Coffee is a real prima Donna when it comes to water: it likes
just enough and not too much. In an ideal location coffee would
thrive with about 180cm of rainfall evenly distributed through the
year. In a non-ideal world, mulching and irrigation can help to
sustain the tree's moisture to some extent in particular dry
seasons, although the tree must never be allowed to stand in water.
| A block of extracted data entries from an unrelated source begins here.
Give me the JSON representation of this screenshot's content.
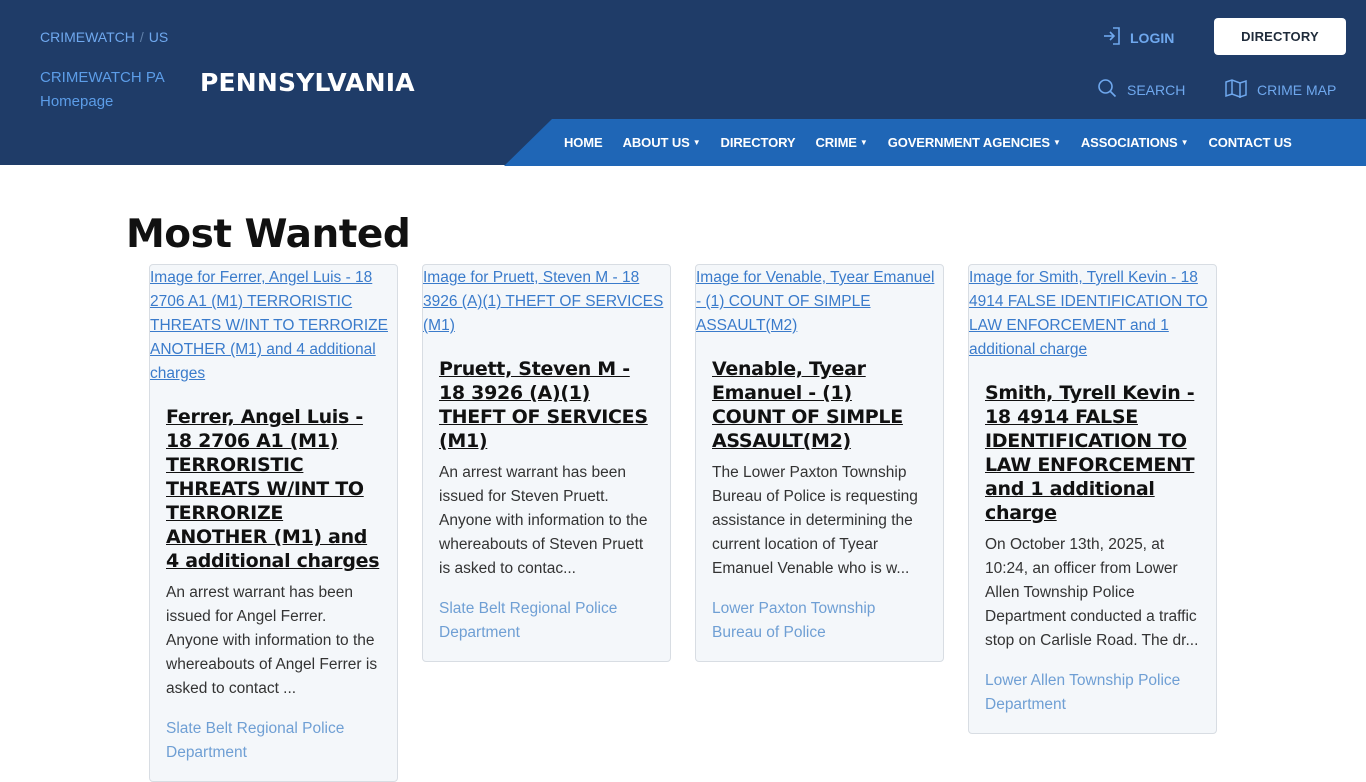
{
  "header": {
    "breadcrumb": [
      "CRIMEWATCH",
      "US"
    ],
    "logo_alt": "CRIMEWATCH PA Homepage",
    "state_title": "PENNSYLVANIA",
    "login_label": "LOGIN",
    "directory_button": "DIRECTORY",
    "search_label": "SEARCH",
    "crime_map_label": "CRIME MAP"
  },
  "nav": {
    "items": [
      {
        "label": "HOME",
        "dropdown": false
      },
      {
        "label": "ABOUT US",
        "dropdown": true
      },
      {
        "label": "DIRECTORY",
        "dropdown": false
      },
      {
        "label": "CRIME",
        "dropdown": true
      },
      {
        "label": "GOVERNMENT AGENCIES",
        "dropdown": true
      },
      {
        "label": "ASSOCIATIONS",
        "dropdown": true
      },
      {
        "label": "CONTACT US",
        "dropdown": false
      }
    ]
  },
  "main": {
    "title": "Most Wanted",
    "cards": [
      {
        "image_alt": "Image for Ferrer, Angel Luis - 18 2706 A1 (M1) TERRORISTIC THREATS W/INT TO TERRORIZE ANOTHER (M1) and 4 additional charges",
        "title": "Ferrer, Angel Luis - 18 2706 A1 (M1) TERRORISTIC THREATS W/INT TO TERRORIZE ANOTHER (M1) and 4 additional charges",
        "summary": "An arrest warrant has been issued for Angel Ferrer. Anyone with information to the whereabouts of Angel Ferrer is asked to contact ...",
        "agency": "Slate Belt Regional Police Department"
      },
      {
        "image_alt": "Image for Pruett, Steven M - 18 3926 (A)(1) THEFT OF SERVICES (M1)",
        "title": "Pruett, Steven M - 18 3926 (A)(1) THEFT OF SERVICES (M1)",
        "summary": "An arrest warrant has been issued for Steven Pruett. Anyone with information to the whereabouts of Steven Pruett is asked to contac...",
        "agency": "Slate Belt Regional Police Department"
      },
      {
        "image_alt": "Image for Venable, Tyear Emanuel - (1) COUNT OF SIMPLE ASSAULT(M2)",
        "title": "Venable, Tyear Emanuel - (1) COUNT OF SIMPLE ASSAULT(M2)",
        "summary": "The Lower Paxton Township Bureau of Police is requesting assistance in determining the current location of Tyear Emanuel Venable who is w...",
        "agency": "Lower Paxton Township Bureau of Police"
      },
      {
        "image_alt": "Image for Smith, Tyrell Kevin - 18 4914 FALSE IDENTIFICATION TO LAW ENFORCEMENT and 1 additional charge",
        "title": "Smith, Tyrell Kevin - 18 4914 FALSE IDENTIFICATION TO LAW ENFORCEMENT and 1 additional charge",
        "summary": "On October 13th, 2025, at 10:24, an officer from Lower Allen Township Police Department conducted a traffic stop on Carlisle Road. The dr...",
        "agency": "Lower Allen Township Police Department"
      }
    ]
  },
  "colors": {
    "header_bg": "#1f3c68",
    "nav_bg": "#1f66b6",
    "link_blue": "#6fa8ee",
    "card_bg": "#f4f7fa"
  }
}
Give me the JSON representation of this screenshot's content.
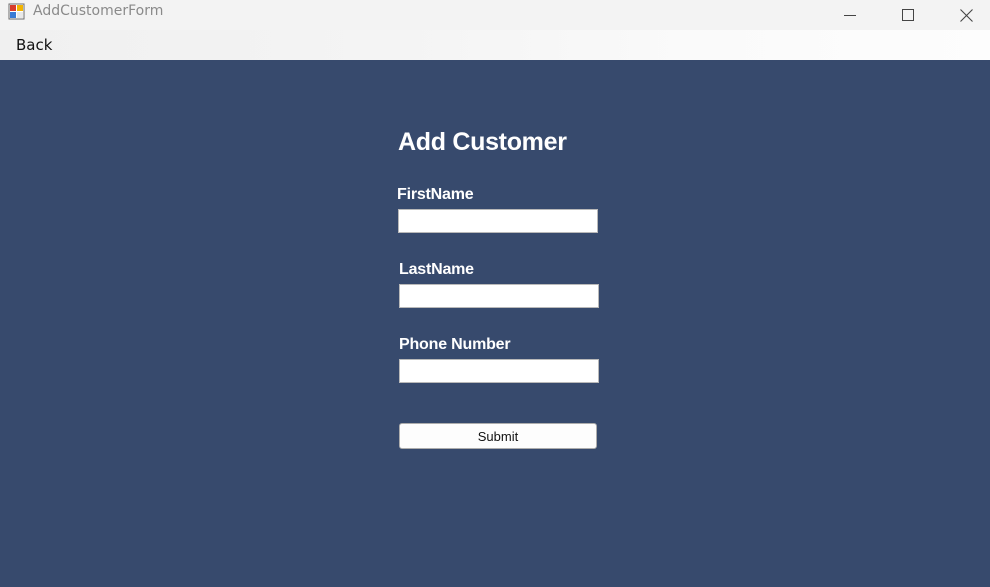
{
  "window": {
    "title": "AddCustomerForm",
    "icon": "winforms-app-icon",
    "controls": {
      "minimize": "minimize-icon",
      "maximize": "maximize-icon",
      "close": "close-icon"
    }
  },
  "menu": {
    "items": [
      {
        "label": "Back"
      }
    ]
  },
  "form": {
    "title": "Add Customer",
    "fields": [
      {
        "label": "FirstName",
        "value": "",
        "placeholder": ""
      },
      {
        "label": "LastName",
        "value": "",
        "placeholder": ""
      },
      {
        "label": "Phone Number",
        "value": "",
        "placeholder": ""
      }
    ],
    "submit_label": "Submit"
  },
  "colors": {
    "background": "#374a6d",
    "titlebar": "#f3f3f3",
    "label_text": "#ffffff"
  }
}
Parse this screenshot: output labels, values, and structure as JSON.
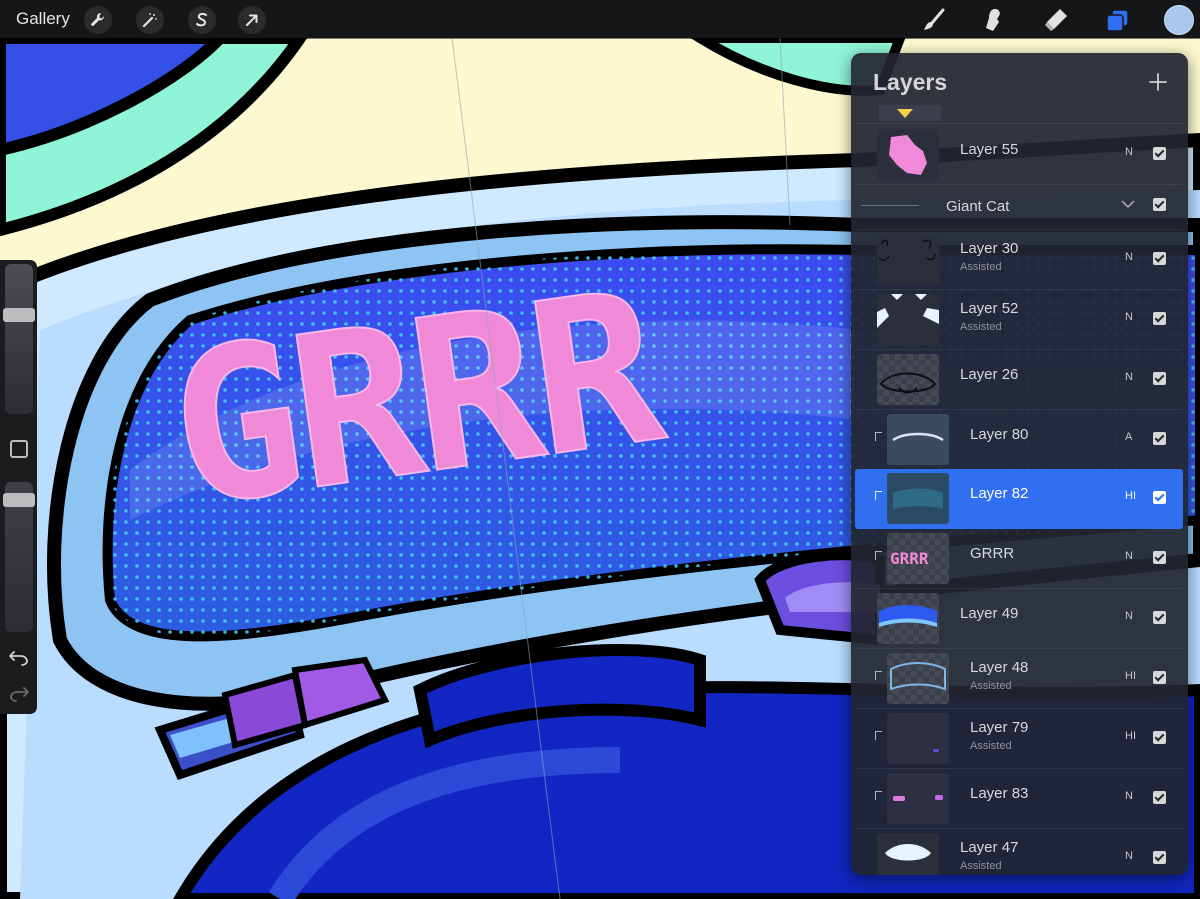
{
  "toolbar": {
    "gallery_label": "Gallery",
    "left_tools": [
      "wrench-icon",
      "magic-wand-icon",
      "selection-s-icon",
      "move-arrow-icon"
    ],
    "right_tools": [
      "brush-icon",
      "smudge-icon",
      "eraser-icon",
      "layers-icon"
    ],
    "active_tool": "layers-icon",
    "current_color": "#a9c6ee"
  },
  "sidebar": {
    "brush_size_level": 0.68,
    "opacity_level": 0.92,
    "undo_icon": "undo-icon",
    "redo_icon": "redo-icon"
  },
  "layers_panel": {
    "title": "Layers",
    "add_icon": "plus-icon",
    "group": {
      "name": "Giant Cat",
      "visible": true
    },
    "layers": [
      {
        "name": "Layer 55",
        "sub": "",
        "mode": "N",
        "visible": true,
        "clipped": false,
        "selected": false
      },
      {
        "name": "Layer 30",
        "sub": "Assisted",
        "mode": "N",
        "visible": true,
        "clipped": false,
        "selected": false
      },
      {
        "name": "Layer 52",
        "sub": "Assisted",
        "mode": "N",
        "visible": true,
        "clipped": false,
        "selected": false
      },
      {
        "name": "Layer 26",
        "sub": "",
        "mode": "N",
        "visible": true,
        "clipped": false,
        "selected": false
      },
      {
        "name": "Layer 80",
        "sub": "",
        "mode": "A",
        "visible": true,
        "clipped": true,
        "selected": false
      },
      {
        "name": "Layer 82",
        "sub": "",
        "mode": "HI",
        "visible": true,
        "clipped": true,
        "selected": true
      },
      {
        "name": "GRRR",
        "sub": "",
        "mode": "N",
        "visible": true,
        "clipped": true,
        "selected": false
      },
      {
        "name": "Layer 49",
        "sub": "",
        "mode": "N",
        "visible": true,
        "clipped": false,
        "selected": false
      },
      {
        "name": "Layer 48",
        "sub": "Assisted",
        "mode": "HI",
        "visible": true,
        "clipped": true,
        "selected": false
      },
      {
        "name": "Layer 79",
        "sub": "Assisted",
        "mode": "HI",
        "visible": true,
        "clipped": true,
        "selected": false
      },
      {
        "name": "Layer 83",
        "sub": "",
        "mode": "N",
        "visible": true,
        "clipped": true,
        "selected": false
      },
      {
        "name": "Layer 47",
        "sub": "Assisted",
        "mode": "N",
        "visible": true,
        "clipped": false,
        "selected": false
      }
    ]
  },
  "canvas": {
    "visor_text": "GRRR",
    "colors": {
      "sky": "#fdf8cf",
      "mint": "#8ff5d6",
      "deep_blue": "#1126c2",
      "light_blue": "#cfe9ff",
      "mid_blue": "#8ec4f4",
      "pink": "#f08ad8",
      "purple": "#8a4ad8"
    }
  }
}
Water-wise, a high-grown Arabica is probably the most fortunate
species, if its particular location affords lot of the misty, cloudy
days so often found in mountainous tropical regions. Also, cloud
cover is important because coffee trees want only very restricted
hours of direct exposure to the sun which is why they are planted on
hillsides and under banana trees.
For each person on earth who enjoys coffee, there are probably a
hundred million insects who feel exactly the same: while you savor
your cappuccino, there are countless snout beetles, fruit flies,
leaf-miners, mealy bugs, antesta and white borers, snacking on
various parts of coffee plants all over the world. Insecticides are
not the planter's only friend: coffee trees must be protected
against blights such as root disease, coffee berry disease and leaf
rust, any of which can be even more devastating and widespread than
insects. In the last few years there has been more positive
confirmation that certain off-tastes in coffee beans may be the
result of micro-organisms in the soil, although why the same trees
are not affected every year remains a mystery.